Missouri Promotes Locavorism in Kindergarten
The University of Missouri Extension runs a program called the Kindergarten Farm Food Initiative. A newsletter to parents from the beginning of the school year states (emphasis in the original):
your child will enjoy locally grown fruit and vegetable snacks three times a week.
It also characterizes locally grown food as “fresh” and “delicious,” and admonishes parents:
If your child asks you for a tasty fruit or vegetable snack at home, we hope that you will encourage this healthy habit.
Serving healthy snacks to a class doesn’t endorse any particular ideology. And, by itself, a visit to a farm isn’t indoctrination. (I applauded when this school took kindergartners to a farm to learn about agriculture.) Where this program crosses the line is in its newsletters, which are based on the assumption that locally grown food is inherently good. I would guess the same attitude toward local food is conveyed to students during class time.
To explain my objection with an analogy, suppose a school, in connection with a unit on China, announced to parents that students would play with fun, high-quality toys from China three times a week. Suppose it sent home newsletters about the toys emphasizing the fact that they are from China. Wouldn’t that be seen as an unfair endorsement? Everyone agrees that kids need to play, but whether toys from China are the best choice is debatable.
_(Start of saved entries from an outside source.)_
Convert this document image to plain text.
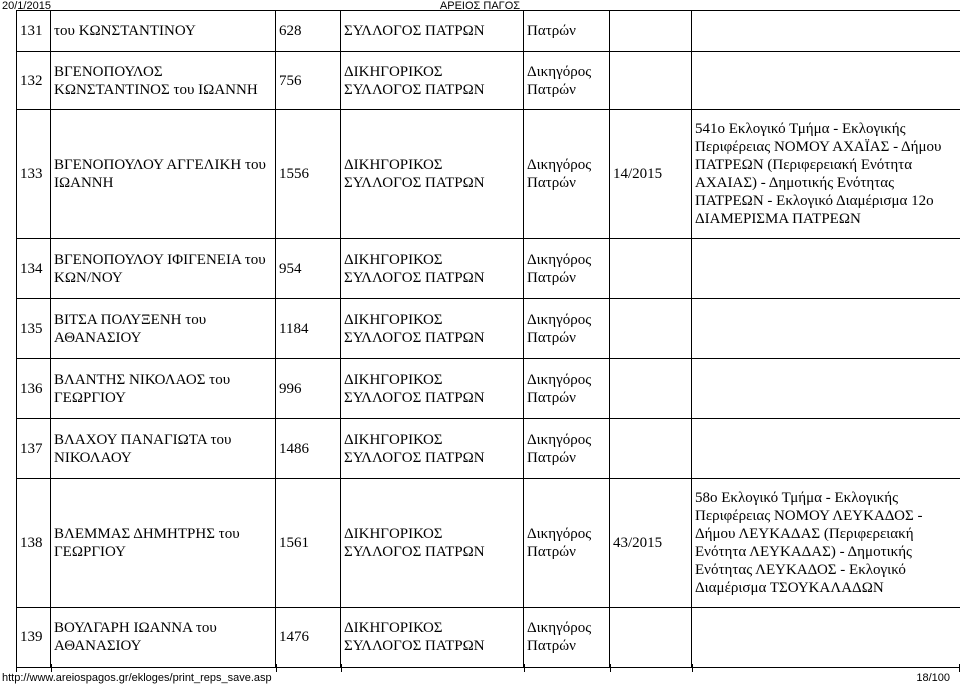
20/1/2015	ΑΡΕΙΟΣ ΠΑΓΟΣ
131	του ΚΩΝΣΤΑΝΤΙΝΟΥ	628	ΣΥΛΛΟΓΟΣ ΠΑΤΡΩΝ	Πατρών		
132	ΒΓΕΝΟΠΟΥΛΟΣ ΚΩΝΣΤΑΝΤΙΝΟΣ του ΙΩΑΝΝΗ	756	ΔΙΚΗΓΟΡΙΚΟΣ ΣΥΛΛΟΓΟΣ ΠΑΤΡΩΝ	Δικηγόρος Πατρών		
133	ΒΓΕΝΟΠΟΥΛΟΥ ΑΓΓΕΛΙΚΗ του ΙΩΑΝΝΗ	1556	ΔΙΚΗΓΟΡΙΚΟΣ ΣΥΛΛΟΓΟΣ ΠΑΤΡΩΝ	Δικηγόρος Πατρών	14/2015	541ο Εκλογικό Τμήμα - Εκλογικής Περιφέρειας ΝΟΜΟΥ ΑΧΑΪΑΣ - Δήμου ΠΑΤΡΕΩΝ (Περιφερειακή Ενότητα ΑΧΑΙΑΣ) - Δημοτικής Ενότητας ΠΑΤΡΕΩΝ - Εκλογικό Διαμέρισμα 12ο ΔΙΑΜΕΡΙΣΜΑ ΠΑΤΡΕΩΝ
134	ΒΓΕΝΟΠΟΥΛΟΥ ΙΦΙΓΕΝΕΙΑ του ΚΩΝ/ΝΟΥ	954	ΔΙΚΗΓΟΡΙΚΟΣ ΣΥΛΛΟΓΟΣ ΠΑΤΡΩΝ	Δικηγόρος Πατρών		
135	ΒΙΤΣΑ ΠΟΛΥΞΕΝΗ του ΑΘΑΝΑΣΙΟΥ	1184	ΔΙΚΗΓΟΡΙΚΟΣ ΣΥΛΛΟΓΟΣ ΠΑΤΡΩΝ	Δικηγόρος Πατρών		
136	ΒΛΑΝΤΗΣ ΝΙΚΟΛΑΟΣ του ΓΕΩΡΓΙΟΥ	996	ΔΙΚΗΓΟΡΙΚΟΣ ΣΥΛΛΟΓΟΣ ΠΑΤΡΩΝ	Δικηγόρος Πατρών		
137	ΒΛΑΧΟΥ ΠΑΝΑΓΙΩΤΑ του ΝΙΚΟΛΑΟΥ	1486	ΔΙΚΗΓΟΡΙΚΟΣ ΣΥΛΛΟΓΟΣ ΠΑΤΡΩΝ	Δικηγόρος Πατρών		
138	ΒΛΕΜΜΑΣ ΔΗΜΗΤΡΗΣ του ΓΕΩΡΓΙΟΥ	1561	ΔΙΚΗΓΟΡΙΚΟΣ ΣΥΛΛΟΓΟΣ ΠΑΤΡΩΝ	Δικηγόρος Πατρών	43/2015	58ο Εκλογικό Τμήμα - Εκλογικής Περιφέρειας ΝΟΜΟΥ ΛΕΥΚΑΔΟΣ - Δήμου ΛΕΥΚΑΔΑΣ (Περιφερειακή Ενότητα ΛΕΥΚΑΔΑΣ) - Δημοτικής Ενότητας ΛΕΥΚΑΔΟΣ - Εκλογικό Διαμέρισμα ΤΣΟΥΚΑΛΑΔΩΝ
139	ΒΟΥΛΓΑΡΗ ΙΩΑΝΝΑ του ΑΘΑΝΑΣΙΟΥ	1476	ΔΙΚΗΓΟΡΙΚΟΣ ΣΥΛΛΟΓΟΣ ΠΑΤΡΩΝ	Δικηγόρος Πατρών		
http://www.areiospagos.gr/ekloges/print_reps_save.asp	18/100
Even if the school didn’t explicitly tell the kids that toys made in China are better than other toys, a kindergartner could easily form that conclusion if the school made no mention of toys from other places.
It’s fine for a school to tell kids where food comes from, but it shouldn’t focus on one food source to the exclusion of others. Parents can always tell their children that local food is preferable, if that is something that their family values.